Camminando lungo il Paseo de los Colorados, il sentiero di circa tre chilometri che circumnaviga il Cerro de los Siete Colores partendo dal centro di Purmamarca, è possibile osservare da vicino le variazioni di colore e texture della roccia. Il percorso richiede circa un'ora e mezza a passo tranquillo e non presenta difficoltà tecniche, ma la quota — Purmamarca si trova a circa 2.200 metri — impone di camminare lentamente per evitare il soroche, il mal di montagna da altitudine.
La fauna delle altitudini: dove cercarla
Per chi vuole massimizzare gli avvistamenti faunistici, le prime ore dopo l'alba sono decisive. I vizcacha escono a scaldarsi al sole sulle rocce tra le 7 e le 9 del mattino, mentre i condor sfruttano le termiche che si formano quando le pareti rocciose si riscaldano, generalmente tra le 9 e le 11. Le lama e le vicuñe — queste ultime protette da normative nazionali — pascolano liberamente nelle zone aperte della puna e si avvistano con relativa facilità lungo la strada provinciale 52 che sale verso la Puna de Atacama.
Nelle acque del Rio Grande e dei suoi affluenti vivono alcune specie di uccelli acquatici adattati all'ambiente andino, tra cui il pato de los torrentes, un'anatra che nuota controcorrente nei tratti più rapidi del fiume. Osservarla richiede pazienza e silenzio, ma la ricompensa visiva — un uccello che sfida l'acqua bianca di un torrente di montagna con apparente nonchalance — vale l'attesa.
Consigli pratici per visitare la quebrada
Il momento migliore per visitare il Cerro de los Siete Colores è nelle prime ore del mattino, quando la luce bassa esalta le striature cromatiche e le temperature sono ancora fresche. In estate (da novembre a marzo) le precipitazioni pomeridiane sono frequenti e possono rendere i sentieri scivolosi, oltre a coprire il cielo con nuvole che attenuano i colori. La stagione secca, tra maggio e settembre, offre condizioni più stabili e luminosità ottimale.

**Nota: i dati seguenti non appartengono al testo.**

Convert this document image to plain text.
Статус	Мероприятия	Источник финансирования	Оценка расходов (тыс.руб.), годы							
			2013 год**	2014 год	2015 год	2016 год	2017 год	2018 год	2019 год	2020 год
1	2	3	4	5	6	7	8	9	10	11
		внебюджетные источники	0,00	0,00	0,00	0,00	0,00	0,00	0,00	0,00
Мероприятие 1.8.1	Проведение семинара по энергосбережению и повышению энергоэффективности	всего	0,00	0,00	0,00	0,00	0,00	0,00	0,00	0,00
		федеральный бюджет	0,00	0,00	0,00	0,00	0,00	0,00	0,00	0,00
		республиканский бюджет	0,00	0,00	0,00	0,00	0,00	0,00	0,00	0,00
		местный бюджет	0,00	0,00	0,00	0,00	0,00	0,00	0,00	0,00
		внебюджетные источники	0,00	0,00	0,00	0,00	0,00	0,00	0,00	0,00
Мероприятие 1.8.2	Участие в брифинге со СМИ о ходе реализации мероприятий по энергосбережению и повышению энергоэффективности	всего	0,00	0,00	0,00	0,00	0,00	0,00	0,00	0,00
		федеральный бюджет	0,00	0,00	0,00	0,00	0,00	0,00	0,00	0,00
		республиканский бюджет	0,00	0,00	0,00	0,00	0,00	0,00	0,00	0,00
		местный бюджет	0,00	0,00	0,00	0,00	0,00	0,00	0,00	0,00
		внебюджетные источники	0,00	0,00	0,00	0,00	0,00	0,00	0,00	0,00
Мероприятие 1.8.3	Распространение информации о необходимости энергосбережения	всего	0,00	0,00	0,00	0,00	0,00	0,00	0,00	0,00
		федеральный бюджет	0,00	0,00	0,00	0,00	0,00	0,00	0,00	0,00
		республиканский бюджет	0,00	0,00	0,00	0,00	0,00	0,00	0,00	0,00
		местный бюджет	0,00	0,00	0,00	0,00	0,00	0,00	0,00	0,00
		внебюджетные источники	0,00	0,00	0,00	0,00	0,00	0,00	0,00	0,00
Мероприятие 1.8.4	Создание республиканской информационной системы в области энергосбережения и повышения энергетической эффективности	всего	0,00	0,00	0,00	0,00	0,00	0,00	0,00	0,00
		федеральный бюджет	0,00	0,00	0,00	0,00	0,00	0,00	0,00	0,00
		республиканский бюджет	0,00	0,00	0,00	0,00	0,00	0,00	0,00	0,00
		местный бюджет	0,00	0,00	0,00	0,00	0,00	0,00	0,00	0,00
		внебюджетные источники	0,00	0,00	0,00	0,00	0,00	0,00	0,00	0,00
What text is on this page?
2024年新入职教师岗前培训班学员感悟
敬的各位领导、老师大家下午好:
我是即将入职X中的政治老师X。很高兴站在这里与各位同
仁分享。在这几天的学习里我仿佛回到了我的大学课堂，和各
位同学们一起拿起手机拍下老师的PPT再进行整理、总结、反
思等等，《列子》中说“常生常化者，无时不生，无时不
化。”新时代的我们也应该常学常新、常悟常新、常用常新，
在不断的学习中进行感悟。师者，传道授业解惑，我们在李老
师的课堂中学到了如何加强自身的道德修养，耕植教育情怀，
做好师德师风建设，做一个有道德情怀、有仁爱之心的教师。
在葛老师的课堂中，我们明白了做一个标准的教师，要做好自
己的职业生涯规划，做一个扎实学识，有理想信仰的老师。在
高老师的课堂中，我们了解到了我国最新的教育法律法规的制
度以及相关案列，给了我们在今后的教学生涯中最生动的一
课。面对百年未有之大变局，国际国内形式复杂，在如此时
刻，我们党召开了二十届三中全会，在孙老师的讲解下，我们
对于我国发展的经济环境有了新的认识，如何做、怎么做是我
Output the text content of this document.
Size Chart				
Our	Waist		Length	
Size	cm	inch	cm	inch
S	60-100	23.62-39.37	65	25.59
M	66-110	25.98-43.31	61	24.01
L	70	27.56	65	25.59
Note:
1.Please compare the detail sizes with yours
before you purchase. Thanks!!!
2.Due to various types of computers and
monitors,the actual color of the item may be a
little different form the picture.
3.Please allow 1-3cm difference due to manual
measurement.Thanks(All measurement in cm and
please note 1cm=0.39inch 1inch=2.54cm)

Per raggiungere Purmamarca da Jujuy capitale esistono autobus regolari che percorrono la strada nazionale 9, con un viaggio di circa un'ora e mezza. Chi arriva in auto dispone di maggiore flessibilità per fermarsi lungo la gola. È consigliabile portare acqua in abbondanza, protezione solare ad alto fattore e vestiti a strati: la differenza di temperatura tra il fondovalle e le quote più alte può superare i dieci gradi anche nella stessa giornata.